Hari santri harus dimaknai dengan meluruskan sejarah yang bengkok.

Pada saat Belanda menjajah Indonesia dulu, telah banyak perlawanan yang dilakukan oleh para ulama dan para santri.

Ini yang harus dijadikan pegangan oleh para santri di masa sekarang, bahwa pendahulunya dulu ada seorang pemberontak yang membela negara.

Bisa dilihat, Pangeran Diponegoro, Supriyadi, Bung Tomo, mereka semua ada para ulama dan santri.

Dan merekalah yang memberontak dengan mengusir penjajah dari Indonesia.

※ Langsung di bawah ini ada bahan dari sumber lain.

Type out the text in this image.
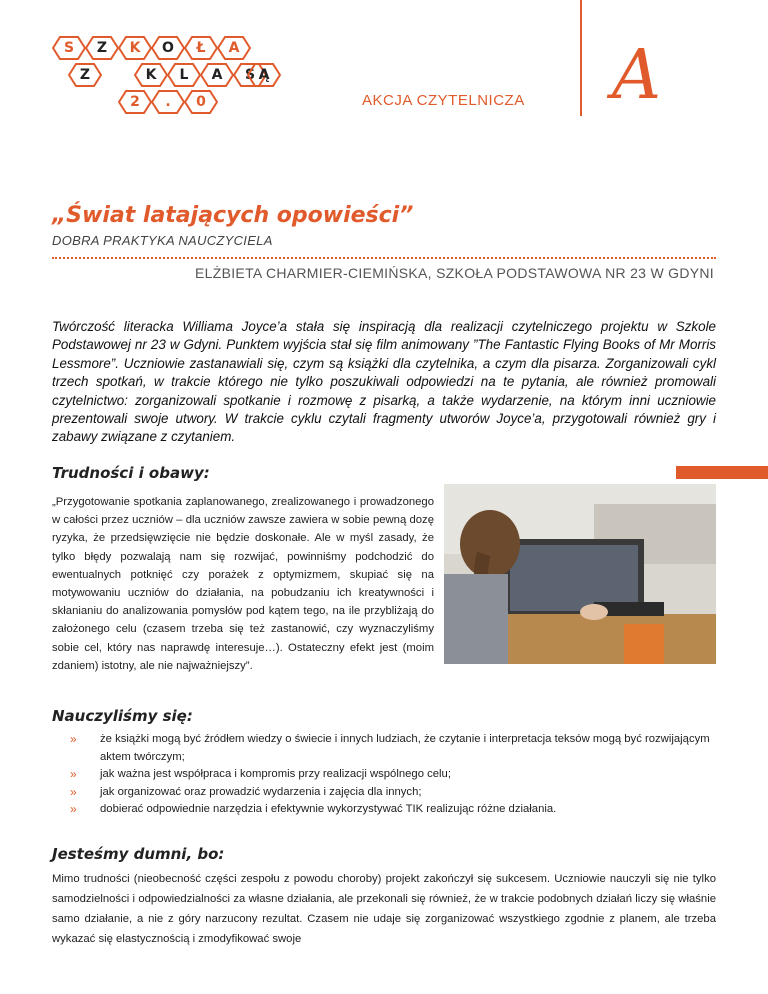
S	Z	K	O	Ł	A
Z	K	L	A	S
2	.	0
Ą
AKCJA CZYTELNICZA A
„Świat latających opowieści”
DOBRA PRAKTYKA NAUCZYCIELA
ELŻBIETA CHARMIER-CIEMIŃSKA, SZKOŁA PODSTAWOWA NR 23 W GDYNI

Twórczość literacka Williama Joyce’a stała się inspiracją dla realizacji czytelniczego projektu w Szkole Podstawowej nr 23 w Gdyni. Punktem wyjścia stał się film animowany ”The Fantastic Flying Books of Mr Morris Lessmore”. Uczniowie zastanawiali się, czym są książki dla czytelnika, a czym dla pisarza. Zorganizowali cykl trzech spotkań, w trakcie którego nie tylko poszukiwali odpowiedzi na te pytania, ale również promowali czytelnictwo: zorganizowali spotkanie i rozmowę z pisarką, a także wydarzenie, na którym inni uczniowie prezentowali swoje utwory. W trakcie cyklu czytali fragmenty utworów Joyce’a, przygotowali również gry i zabawy związane z czytaniem.

Trudności i obawy:

„Przygotowanie spotkania zaplanowanego, zrealizowanego i prowadzonego w całości przez uczniów – dla uczniów zawsze zawiera w sobie pewną dozę ryzyka, że przedsięwzięcie nie będzie doskonałe. Ale w myśl zasady, że tylko błędy pozwalają nam się rozwijać, powinniśmy podchodzić do ewentualnych potknięć czy porażek z optymizmem, skupiać się na motywowaniu uczniów do działania, na pobudzaniu ich kreatywności i skłanianiu do analizowania pomysłów pod kątem tego, na ile przybliżają do założonego celu (czasem trzeba się też zastanowić, czy wyznaczyliśmy sobie cel, który nas naprawdę interesuje…). Ostateczny efekt jest (moim zdaniem) istotny, ale nie najważniejszy”.

Nauczyliśmy się:
» że książki mogą być źródłem wiedzy o świecie i innych ludziach, że czytanie i interpretacja teksów mogą być rozwijającym aktem twórczym;
» jak ważna jest współpraca i kompromis przy realizacji wspólnego celu;
» jak organizować oraz prowadzić wydarzenia i zajęcia dla innych;
» dobierać odpowiednie narzędzia i efektywnie wykorzystywać TIK realizując różne działania.
Jesteśmy dumni, bo:

Mimo trudności (nieobecność części zespołu z powodu choroby) projekt zakończył się sukcesem. Uczniowie nauczyli się nie tylko samodzielności i odpowiedzialności za własne działania, ale przekonali się również, że w trakcie podobnych działań liczy się właśnie samo działanie, a nie z góry narzucony rezultat. Czasem nie udaje się zorganizować wszystkiego zgodnie z planem, ale trzeba wykazać się elastycznością i zmodyfikować swoje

Peran ulama memiliki andil yang besar bagi NKRI.

Karena para ulama telah mengupayakan kemerdekaan NKRI hingga mempertahankan kemerdekaan NKRI.

Mereka rela berkorban demi memperjuangan negara.

Untuk itu, saya meminta kepada pemangku negara untuk jujur.

Yakni dengan mengerti, bahwa yang memperjuangkan dulu adalah ulama.

Ayo kita jaga, ayo kita hargai kemerdekaan negeri ini. Jangan sampai belok dari tujuan dan perjuangan para ulama.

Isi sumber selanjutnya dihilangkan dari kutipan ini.